Sport Minister says IMC will continue to function


From left: Attorney General (AG) and Legal Affairs
Minister Anil Nandlall, Sports Minister Dr. Frank Anthony,
Permanent Secretary- Ministry of Culture, Youth and Sports
Alfred King and IMC Chairman Clive Lloyd

Despite the challenges it is currently faced with, the government-implemented Interim Management Committee (IMC) will continue to function within its mandatory time frame.
This was the assurance given by Sport Minister Dr. Frank Anthony at a press conference yesterday at the Sport Ministry’s headquarters on Main Street.The IMC, which was established in December last, is in keeping with the Honorable Chief Justice Ian Chang’s court ruling, and according to Dr. Anthony, the aim of the IMC is to resolve all the wrongdoings within the cricket administration and to fix the game of cricket nationally.
“Since December we have established an IMC to run cricket in this country; this was after the court ruled that the GCB has no legal personality. Therefore, we can’t leave this thing in a vacuum, cricket is so much important to our country so we must continue to have cricket in this country, so the IMC is to ensure that this happen, there must not be a gap,” Anthony said.
Anthony added that while the IMC is taking a proactive approach in solving the current cricket crisis, there are a handful of people who are profiting from the current situation.
“So it seems that a handful of people, a very small hand full of people, are profiting from the current system as it exist…this chaos that exist…and we cannot allow this to happen; we cannot allow a few people who are profiting from it right now to continue to benefit this way. It continues to affect the entire country’s cricket and the handful of people seems not to care about cricket, so the IMC will continue to do its work, we have set a time frame and we will be working to that time frame,” the Sports Minister reiterated.
“We had allowed enough space for the board to self heal; apparently that was not possible,” Anthony said.
The Sport Minister said that one of the main items on the committee’s agenda is resolving the issue of which one of the constitutions of the GCB is really the correct one.

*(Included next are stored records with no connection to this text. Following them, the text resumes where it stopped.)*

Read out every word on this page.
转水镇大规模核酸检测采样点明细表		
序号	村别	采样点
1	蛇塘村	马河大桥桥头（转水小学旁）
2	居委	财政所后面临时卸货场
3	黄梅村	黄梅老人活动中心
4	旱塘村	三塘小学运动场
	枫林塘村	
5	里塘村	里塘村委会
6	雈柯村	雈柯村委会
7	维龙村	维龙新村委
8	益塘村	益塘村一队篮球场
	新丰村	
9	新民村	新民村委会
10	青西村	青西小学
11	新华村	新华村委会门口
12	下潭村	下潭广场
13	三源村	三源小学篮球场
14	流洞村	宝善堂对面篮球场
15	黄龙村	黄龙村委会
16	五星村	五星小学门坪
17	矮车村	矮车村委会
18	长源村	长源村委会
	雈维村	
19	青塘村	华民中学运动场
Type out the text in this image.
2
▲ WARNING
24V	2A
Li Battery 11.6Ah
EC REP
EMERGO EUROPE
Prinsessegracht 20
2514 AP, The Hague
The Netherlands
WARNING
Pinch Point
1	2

He also said that there are allegations of financial impropriety within the level of the various boards, and added that the ministry cannot take such allegations lightly. With the committee in place, a forensic audit to determine the validity of the accusation will be conducted, Dr. Anthony said.
Meanwhile, talks between the Guyana government, the GCB and the WICB last month had apparently reached a consensus, but according to Minister Anthony, the ball remains in the WICB’s court.
The Minister noted that there should be a more collaborative effort between the WICB and the world governing body, the International Cricket Council (ICC), in order to have the current crisis resolved. He however, noted that government will not be threatened by the WICB.
“We want to solve local cricket problems, so don’t threaten us to say that you will remove matches; we are not going to be threatened, and we will continue to do the work of the IMC [which is] to fix the cricket. That is what we will do because we think it is in the general public’s interest, so that is to make sure what is happening here that we fix it and no amount of threats, no amount of harassment or going to the courts or whatever they are trying to do will detract us from doing what we think is right and what we think is in the interest of Guyanese cricket,” Dr. Anthony noted.